Even if the lodge you attending is not Lakota, this way of explaining it is a lovely way of describing it, and something to anchor to.

Who are the Firekeepers?

I’ve been to lodges where, when I arrived a couple hours ahead of time, the pourer was looking for people to help keep the fire and carry rocks. This is a huge signal to me if I see this – to me, it means that the pourer is not in relationship with the fire and the people who will be with the fire, and that the ceremony will reflect this.

“Keeping fire” is another ceremony in itself, and I know many firekeepers who take this role extremely seriously.  “Carrying rocks” loosely means gathering the rocks from the fire and transporting them to inside the lodge. Again, this is a very sacred duty, and I have observed often not truly honored.

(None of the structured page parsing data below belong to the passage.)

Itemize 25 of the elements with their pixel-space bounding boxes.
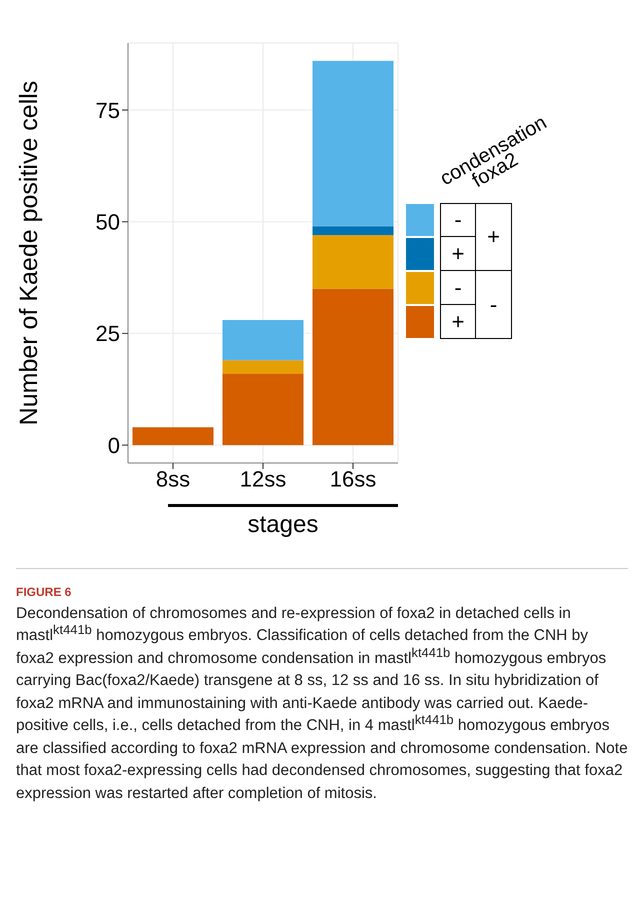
y-tick-label: 0 [108,432,120,458]
bar [222,320,304,360]
bar [312,60,394,226]
bar [312,288,394,446]
y-tick-label: 25 [96,321,120,346]
text: + [440,305,476,339]
bar [132,427,214,446]
text: + [476,203,512,271]
bar [222,374,304,446]
x-tick-label: 12ss [240,466,286,492]
x-tick-label: 8ss [156,466,190,492]
text: Decondensation of chromosomes and re-expression of foxa2 in detached cells in mastl$^{kt441b}$ homozygous embryos. Classification of cells detached from the CNH by foxa2 expression and chromosome condensation in mastl$^{kt441b}$ homozygous embryos carrying Bac(foxa2/Kaede) transgene at 8 ss, 12 ss and 16 ss. In situ hybridization of foxa2 mRNA and immunostaining with anti-Kaede antibody was carried out. Kaede-positive cells, i.e., cells detached from the CNH, in 4 mastl$^{kt441b}$ homozygous embryos are classified according to foxa2 mRNA expression and chromosome condensation. Note that most foxa2-expressing cells had decondensed chromosomes, suggesting that foxa2 expression was restarted after completion of mitosis. [16,605,628,802]
y-tick-label: 75 [96,98,120,123]
text: + [440,237,476,271]
y-tick-label: 50 [96,210,120,235]
text: - [476,271,512,339]
x-tick-label: 16ss [330,466,376,492]
bar [222,360,304,374]
x-axis-title: stages [246,511,320,539]
bar [312,235,394,289]
text: - [440,271,476,305]
legend-label: - [440,203,476,237]
y-axis-title: Number of Kaede positive cells [14,80,43,426]
text: FIGURE 6 [16,585,72,599]
bar [312,226,394,236]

At a lodge we regularly attend, the water pourer is very connected with all of her firekeepers, and keeps a close watch on how they treat the fire, how they carry the rocks (Grandfather Stones), how they deliver the rocks, etc. The firekeepers are honored especially in each ceremony, where she invites them in at a certain point and honors them with gratitude & prayers for their lives. She knows that by taking care of them, they take care of the ceremony. It’s a beautiful example of a living & reciprocal exchange of energy. She knows that being a firekeeper is a very hard duty and service – and a calling.

Where are you at? 

Like pretty much anything, your state of being will determine how you will experience something. This is true of this ceremony also. KiAtswn and I have found over the years that how “hot” a lodge was and how “hard” the experience was was based on our level of resistance. I remember one lodge that I barely experienced as being warm KiAtswn found to be suffocatingly hot. And vice versa!

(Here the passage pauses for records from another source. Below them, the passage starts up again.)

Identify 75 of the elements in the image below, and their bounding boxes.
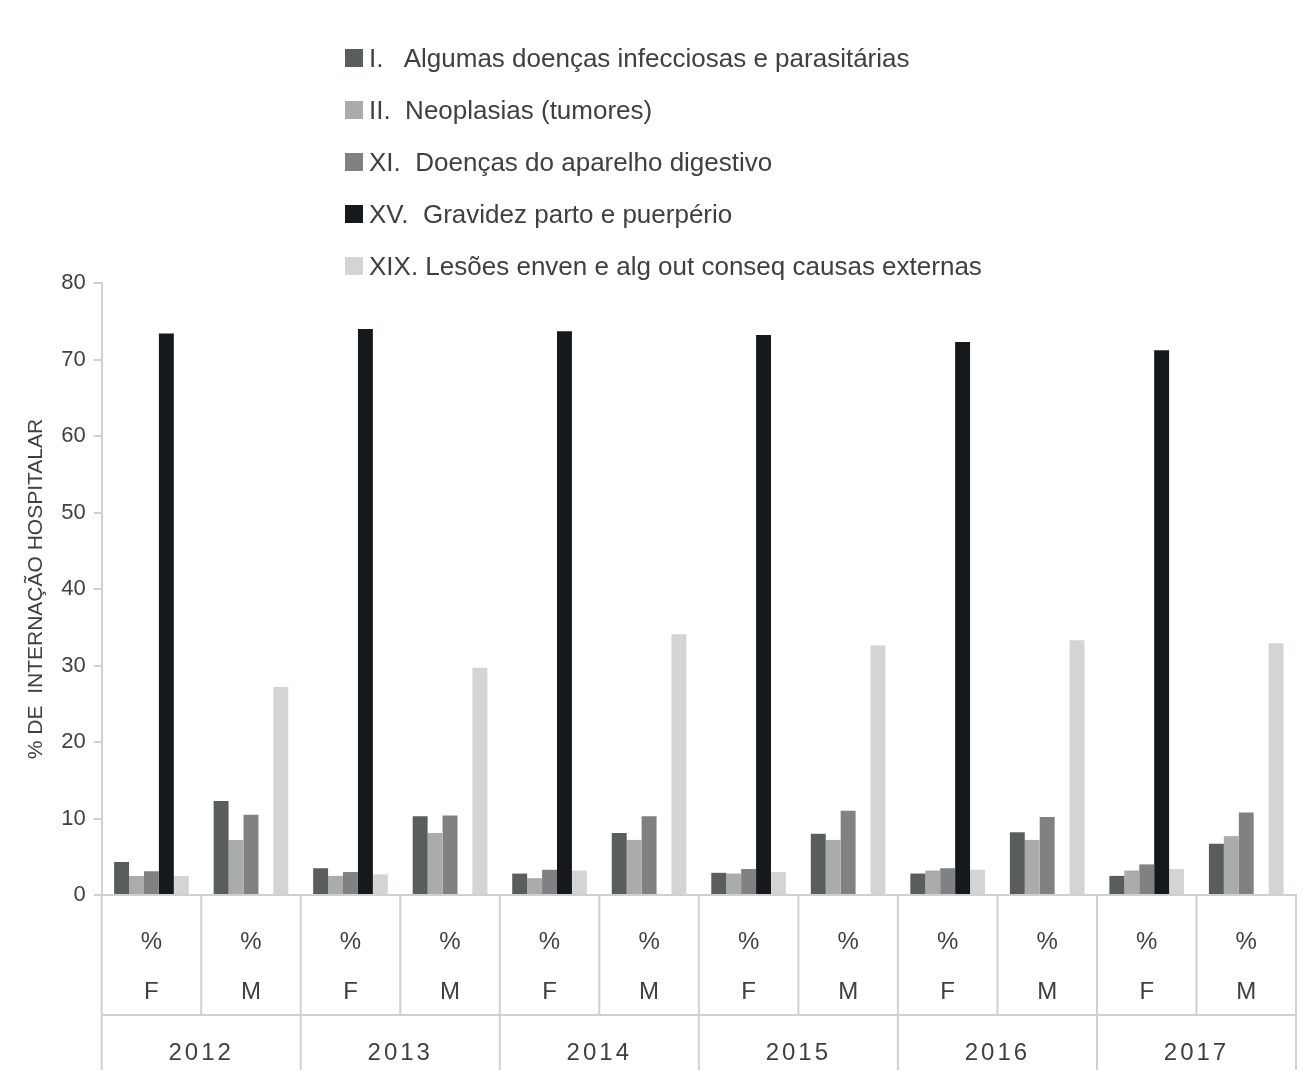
bar xyxy=(711,872,727,894)
bar xyxy=(328,875,344,894)
bar xyxy=(557,331,572,894)
bar xyxy=(313,868,329,894)
y-tick-label: 50 xyxy=(61,498,86,524)
x-tick-label: % F xyxy=(339,926,362,1005)
text: 2014 xyxy=(566,1037,632,1065)
y-tick-label: 0 xyxy=(73,881,86,907)
bar xyxy=(840,810,856,894)
legend-label: XV. Gravidez parto e puerpério xyxy=(369,198,733,230)
x-tick-label: % F xyxy=(538,926,561,1005)
x-tick-label: % M xyxy=(240,926,262,1005)
bar xyxy=(114,862,130,894)
bar xyxy=(1154,350,1170,894)
x-tick-label: % M xyxy=(638,926,660,1005)
y-tick-label: 60 xyxy=(61,422,86,448)
bar xyxy=(955,341,971,894)
bar xyxy=(243,814,259,894)
text: 2012 xyxy=(168,1037,234,1065)
bar xyxy=(940,868,956,894)
bar xyxy=(1139,864,1155,894)
bar xyxy=(158,333,174,894)
bar xyxy=(1109,875,1125,894)
bar xyxy=(1238,812,1254,894)
bar xyxy=(542,869,558,894)
x-tick-label: % M xyxy=(1235,926,1257,1005)
legend-label: XIX. Lesões enven e alg out conseq causas externas xyxy=(369,250,982,282)
bar xyxy=(343,872,358,894)
y-tick-label: 20 xyxy=(61,728,86,754)
legend-label: XI. Doenças do aparelho digestivo xyxy=(369,146,773,178)
bar xyxy=(143,871,159,894)
bar xyxy=(910,873,926,894)
legend-label: I. Algumas doenças infecciosas e parasitárias xyxy=(369,42,910,74)
bar xyxy=(512,873,528,894)
y-axis-title: % DE INTERNAÇÃO HOSPITALAR xyxy=(23,418,47,760)
bar xyxy=(129,875,144,894)
bar xyxy=(825,839,841,894)
bar xyxy=(810,833,826,894)
x-tick-label: % F xyxy=(936,926,959,1005)
bar xyxy=(412,816,428,894)
x-tick-label: % F xyxy=(140,926,163,1005)
legend-label: II. Neoplasias (tumores) xyxy=(369,94,653,126)
bar xyxy=(641,816,657,894)
bar xyxy=(213,800,229,894)
bar xyxy=(1009,832,1025,894)
text: 2013 xyxy=(367,1037,433,1065)
bar xyxy=(427,833,443,894)
y-tick-label: 30 xyxy=(61,651,86,677)
text: 2016 xyxy=(964,1037,1031,1065)
bar xyxy=(925,870,941,894)
text: 2017 xyxy=(1163,1037,1230,1065)
bar xyxy=(527,878,543,894)
y-tick-label: 10 xyxy=(61,804,86,830)
x-tick-label: % M xyxy=(439,926,461,1005)
bar xyxy=(626,839,642,894)
bar xyxy=(357,328,373,894)
bar xyxy=(726,873,742,894)
text: 2015 xyxy=(765,1037,832,1065)
x-tick-label: % F xyxy=(737,926,760,1005)
bar xyxy=(741,868,757,894)
bar xyxy=(1024,839,1040,894)
bar xyxy=(442,815,458,894)
x-tick-label: % F xyxy=(1136,926,1158,1005)
bar xyxy=(1208,843,1224,894)
x-tick-label: % M xyxy=(837,926,859,1005)
y-tick-label: 80 xyxy=(61,269,86,295)
bar xyxy=(611,833,627,894)
bar xyxy=(756,335,771,894)
bar xyxy=(1223,836,1239,894)
bar xyxy=(1039,816,1055,894)
y-tick-label: 70 xyxy=(61,345,86,371)
bar xyxy=(1124,870,1140,894)
bar xyxy=(228,839,244,894)
x-tick-label: % M xyxy=(1036,926,1058,1005)
y-tick-label: 40 xyxy=(61,575,86,601)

How is that possible? We have found the explanation to be about what our state of being is inside the lodge. What are we praying for in our lives? Who are we praying for? Are we resistant to something we are praying for? Are we resistant to something or someone in the lodge? Our experience will reflect this.

One pourer I have learned from speaks about letting the steam from the rocks go through you, instead of shrinking away from the steam. What a metaphor for our lives – how can we go through something, standing tall and looking it straight in the eye, instead of shrinking away from it?

In Conclusion (for now)

A sweat lodge ceremony is an individual experience that is challenging to pin down or describe. As part of my role on the planet is being a bridge, it feels necessary to share what I’ve learned for those who don’t know where to start on a more earth-based ceremony path. I’ve attempted to give a brief description to help my fellow Westerners who are new to this sacred and beautiful ceremony an introduction. Feel free to reach out if you have more questions.

Us after a sweat – wow we were tired! And in a lovely space, too.